Saturday, September 16, 2017

A Labour of Love

This was another week spent editing Bleeding Darkness - this time, copy edits and hopefully for the last time. At the point that I'm at now with the manuscript, I'm tired of it, have no idea if it's any good, think the suspense has disappeared (as it has because I've read it twelve times), wish I'd written every sentence another way, wonder if I should chuck my computer and take up lawn bowling ... and have been here often enough to know that this feeling is part of the process. I worked all weekend and finally finished recording the last of my edits in a Word doc at nine p.m. Wednesday night.

It's time to pour a big glass of wine.

Editing leaves no time to do laundry.

It's time to set this one free.



My editor contact at Dundurn tells me that the copy editor is also having a go at the text and once they coordinate both our changes into the master document, the process picks up steam. The advance reading copies will be prepared and mailed out and the book will be posted on Net Galley for advance book reviewers. It doesn't actually hit the stores until May 2018, and by then I'll be elbow deep in my next book and have forgotten much of what I laboured over for so long with this one. Maybe, labour is the right word. The same thing happened after having babies. With the passing of time, I forgot how kind of awful yet glorious the experience was.

Men, if you want to experience labour (without the physical pain), write a book. You'll live through the same anxiety, fatigue and sense of creating something bigger than yourself, while wondering how the hell it's ever going to find it's way out of you. You'll worry about how the world will take to your little offering, hoping it amounts to something once it leaves your all-consuming focus and care. You too can experience listening to your spouse without hearing a thing they've said (although I think this happens already) and become as forgetful as ... well, a pregnant woman. Even the entire book-writing process takes about ten months of distracted gestation.

On to the rest of my week ...

I finished reading Ann Cleeves latest Vera Stanhope book entitled The Seagull and Barb Fradkin's latest Amanda Doucette, entitled Trickster's Lullaby, taking breaks from editing now and then because my eyes needed more exercise :-) Now, I'm doing some research, writing questions and getting ready to host both authors on October 10 for an evening of writing chat about their writing process, influences and latest books. Be sure to order a ticket and come out to learn more about two of the finest crime fiction writers in the field today.

A note that I'll be appearing at the Crime Writers of Canada table (booth 213) at Toronto Word on the Street next Sunday, September 24 - it would be great to meet some Toronto readers so stop by if you're out and about.

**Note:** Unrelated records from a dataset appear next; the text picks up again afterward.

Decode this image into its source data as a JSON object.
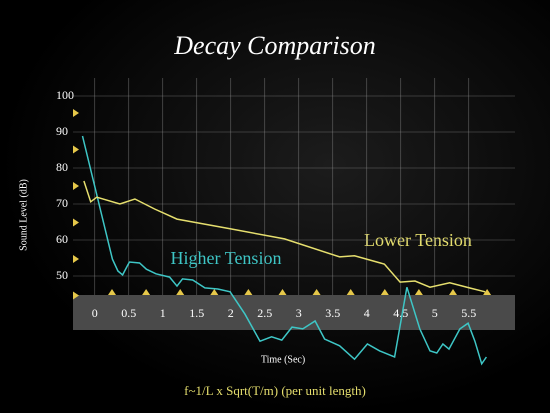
{
  "chart_data": {
    "type": "line",
    "title": "Decay Comparison",
    "xlabel": "Time (Sec)",
    "ylabel": "Sound Level (dB)",
    "footnote": "f~1/L x Sqrt(T/m) (per unit length)",
    "xlim": [
      -0.32,
      6.18
    ],
    "xticks": [
      0,
      0.5,
      1,
      1.5,
      2,
      2.5,
      3,
      3.5,
      4,
      4.5,
      5,
      5.5
    ],
    "ylim": [
      25,
      105
    ],
    "yticks": [
      50,
      60,
      70,
      80,
      90,
      100
    ],
    "grid": true,
    "series": [
      {
        "name": "Higher Tension",
        "color": "#3ec6c6",
        "x": [
          -0.18,
          0.26,
          0.34,
          0.41,
          0.51,
          0.66,
          0.76,
          0.9,
          1.1,
          1.21,
          1.29,
          1.44,
          1.62,
          1.81,
          1.99,
          2.21,
          2.43,
          2.6,
          2.75,
          2.9,
          3.06,
          3.24,
          3.38,
          3.6,
          3.82,
          4.01,
          4.19,
          4.41,
          4.59,
          4.78,
          4.93,
          5.03,
          5.12,
          5.21,
          5.37,
          5.49,
          5.59,
          5.69,
          5.76
        ],
        "values": [
          88.9,
          54.7,
          51.4,
          50.3,
          53.9,
          53.6,
          51.9,
          50.6,
          49.7,
          47.2,
          49.2,
          48.9,
          46.7,
          46.4,
          45.6,
          39.4,
          31.9,
          33.1,
          32.2,
          35.8,
          35.3,
          37.5,
          32.5,
          30.6,
          26.9,
          31.1,
          29.2,
          27.5,
          46.9,
          35.3,
          29.2,
          28.6,
          31.1,
          29.7,
          35.3,
          36.9,
          31.9,
          25.6,
          27.5
        ]
      },
      {
        "name": "Lower Tension",
        "color": "#e6df6e",
        "x": [
          -0.16,
          -0.06,
          0.03,
          0.37,
          0.59,
          0.88,
          1.21,
          1.99,
          2.79,
          3.6,
          3.82,
          4.26,
          4.49,
          4.71,
          4.93,
          5.22,
          5.51,
          5.74
        ],
        "values": [
          76.4,
          70.6,
          71.9,
          70,
          71.4,
          68.6,
          65.8,
          63.1,
          60.3,
          55.3,
          55.6,
          53.3,
          48.3,
          48.6,
          46.9,
          48.1,
          46.7,
          45.6
        ]
      }
    ]
  }
}
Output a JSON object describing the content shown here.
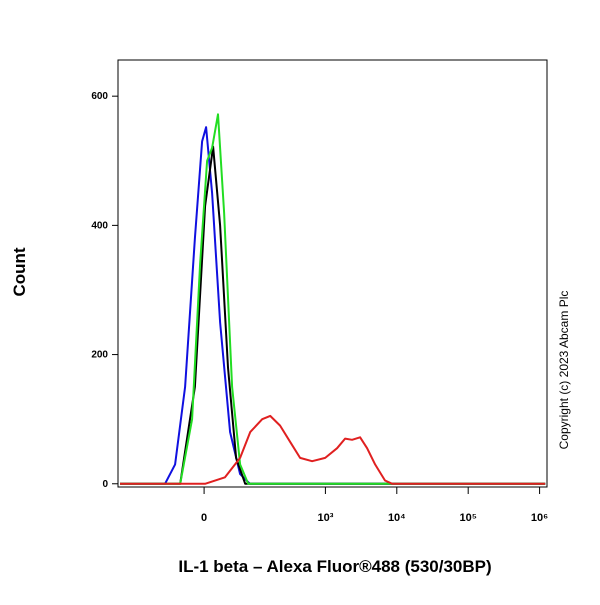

So, I've got to get back into the latest manuscript that I set aside to edit ... and if you don't think it was confusing to be writing one and editing another, you'd be wrong. I'm trying to remember my train of thought from a week ago when I was confident I had the ending worked out. I'm at about 67,000 words with 20,000 or so left to go. I'm at that point with the plot where I'm girding my loins to jump off the cliff and hoping the parachute opens. (The baby is kicking at my rib cage.)